With the Trail Blazers still clearly in development mode and a tank that started even earlier than last season because of injuries to regular starters, Portland's young players have a headstart to accomplishing what Sharpe did at the end of last year.
With 10 games left in the regular season, here are three Blazers who could potentially take the same leap.
Dalano Banton
Portland's lone trade-deadline acquisition almost immediately blew past expectations.
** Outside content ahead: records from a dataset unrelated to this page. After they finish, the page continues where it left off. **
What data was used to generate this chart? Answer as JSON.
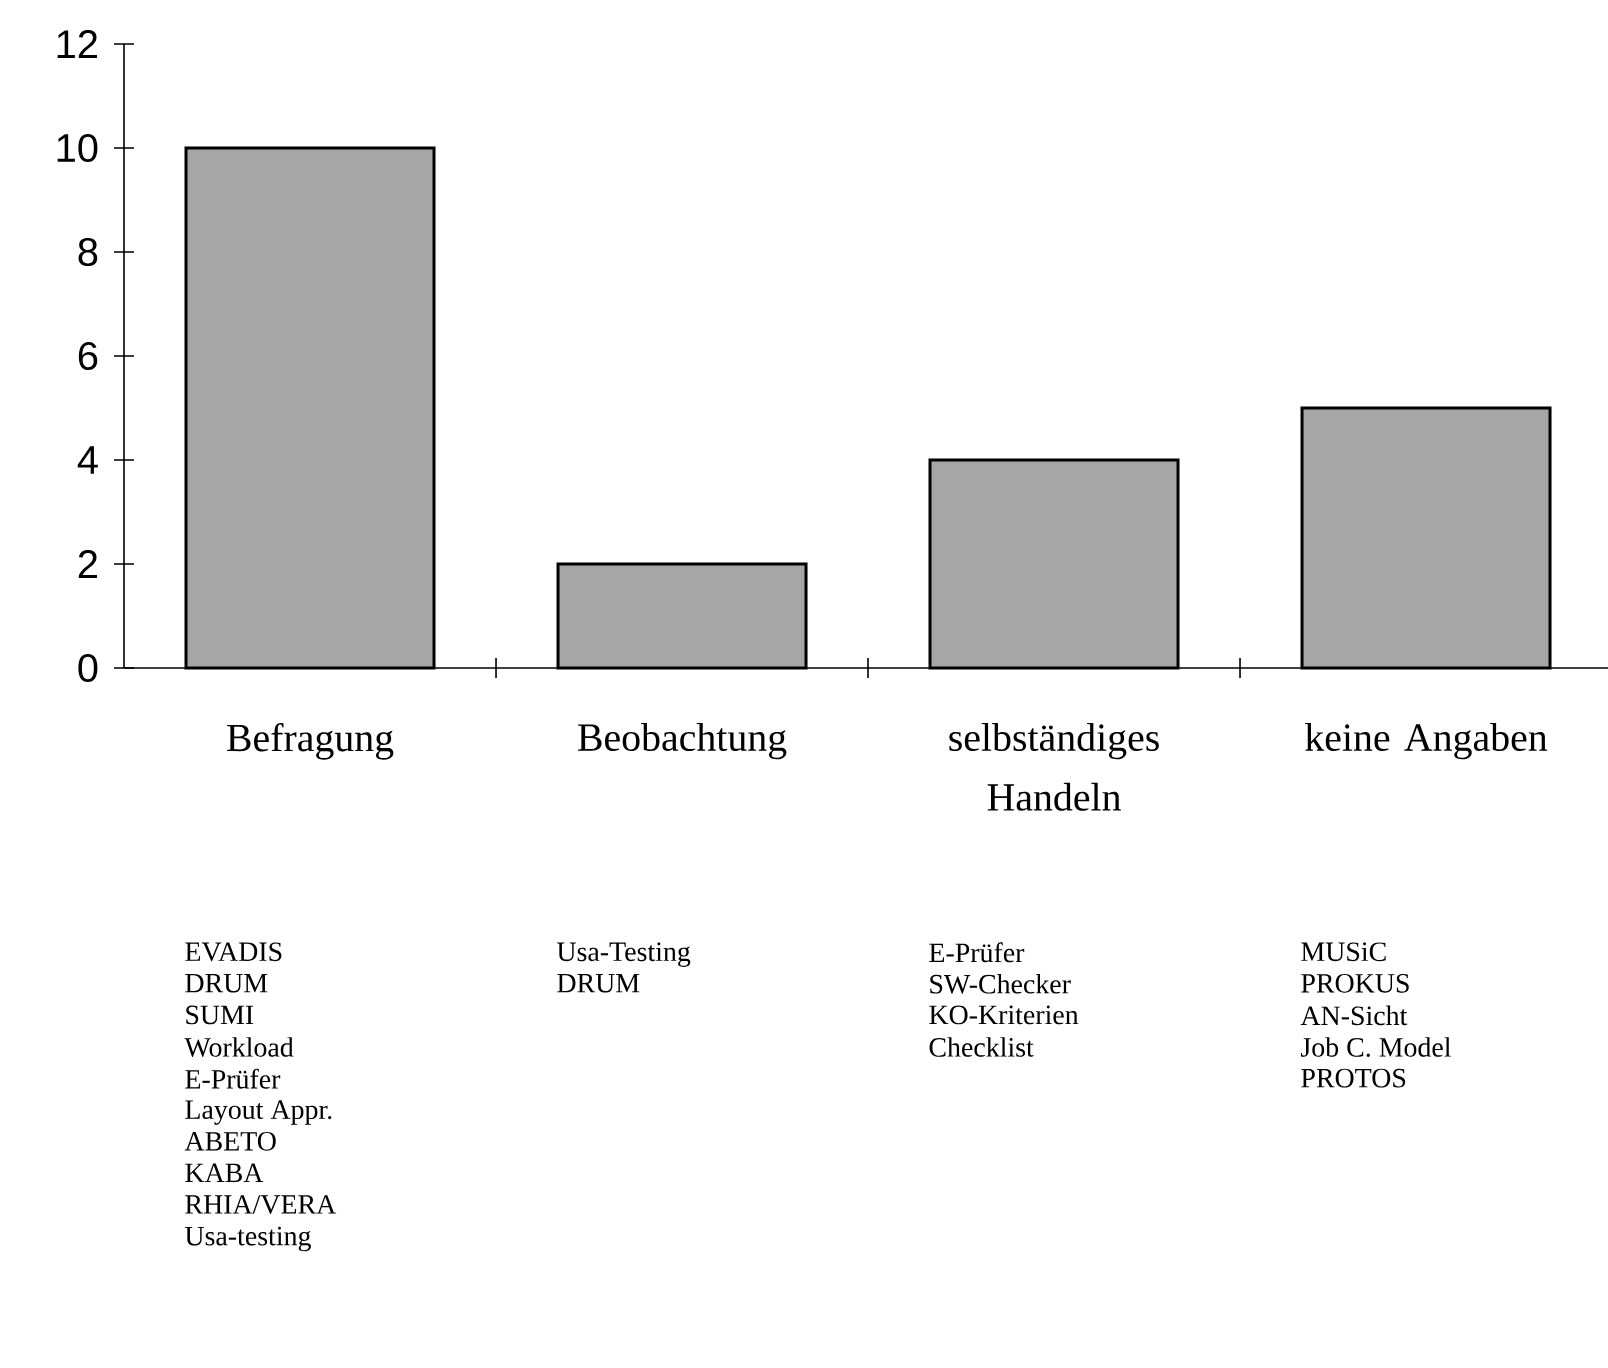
{
  "chart_data": {
    "type": "bar",
    "categories": [
      "Befragung",
      "Beobachtung",
      "selbständiges Handeln",
      "keine Angaben"
    ],
    "values": [
      10,
      2,
      4,
      5
    ],
    "color": "#a6a6a6",
    "ylim": [
      0,
      12
    ],
    "yticks": [
      0,
      2,
      4,
      6,
      8,
      10,
      12
    ],
    "grid": false,
    "annotations": [
      "EVADIS",
      "DRUM",
      "SUMI",
      "Workload",
      "E-Prüfer",
      "Layout Appr.",
      "ABETO",
      "KABA",
      "RHIA/VERA",
      "Usa-testing",
      "Usa-Testing",
      "DRUM",
      "E-Prüfer",
      "SW-Checker",
      "KO-Kriterien",
      "Checklist",
      "MUSiC",
      "PROKUS",
      "AN-Sicht",
      "Job C. Model",
      "PROTOS"
    ]
  }
}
In two seasons with the Toronto Raptors, Dalano Banton averaged 3.7 points, 1.8 rebounds and 1.4 assists with shooting splits of 42/28/63. In 15 games with the Trail Blazers, he's averaging 15.0 points, 4.8 rebounds and 2.8 assists while hitting more than 35 percent of his 5.0 3-point attempts per game.
He's playing more minutes and more freely on a team with no expectations, two opportunities he never got in Toronto. But Banton is showing that he has some upside if given the chance to keep developing. His physical traits as a long 6-foot-9 point guard are tantalizing and he's still only 24 years old.
His ceiling isn't as high as Sharpe's, but at this point, no one knows quite what that ceiling is. He has a chance to show out over these last 10 games and prove his worth as a potential piece of Portland's young core.
Anfernee Simons
Anfernee Simons is more established than a player like Banton, but he's had a season filled with injuries and inconsistency. He's averaging career highs in points, rebounds and assists, and despite taking more shots than he did in his first five seasons, is shooting well with 43/39/92 splits.
He's also missed 26 of Portland's 72 games and is currently on the injury list as questionable.
Ant is experiencing the growing pains of becoming a team's go-to scorer and primary ball handler. Understandably, he's hit some bumps in the road as opposing defenses gameplan to stop him. But if he can get back on the floor for the Blazers' final 10 contests and have a Sharpe-like bump in production - of which he's proven capable - it could set the stage for a big season in 2024-25.
Scoot Henderson
This would be the ideal scenario for both the Trail Blazers and their prized rookie point guard. If Simons' season has had peaks and valleys, Scoot's has had mountains and gorges. An end-of-season leap would do wonders to calm some anxiety.
To put it gently, the third pick in the 2023 draft struggled through the first month of the season. After he returned from injury, head coach Chauncey Billups decided to bring Henderson off the bench. He showed gradual signs of improvement from December through February and was playing well enough that Billups gave him his starting spot back on Feb. 15.
Then Scoot got hurt again, missed eight games and hasn't been able to pick up where he left off.
The 20-year-old is beginning to show signs of life again, though. In his last four games, all starts, Henderson is averaging 19.8 points, 6.3 assists and 1.5 steals while shooting 40 percent from three on 5.0 attempts a night. If he gets more time on the ball over Portland's last 10 games and continues to post stat lines like that - or *crosses fingers* even better ones - it will be a carbon copy of the jump Sharpe made to close out his rookie season.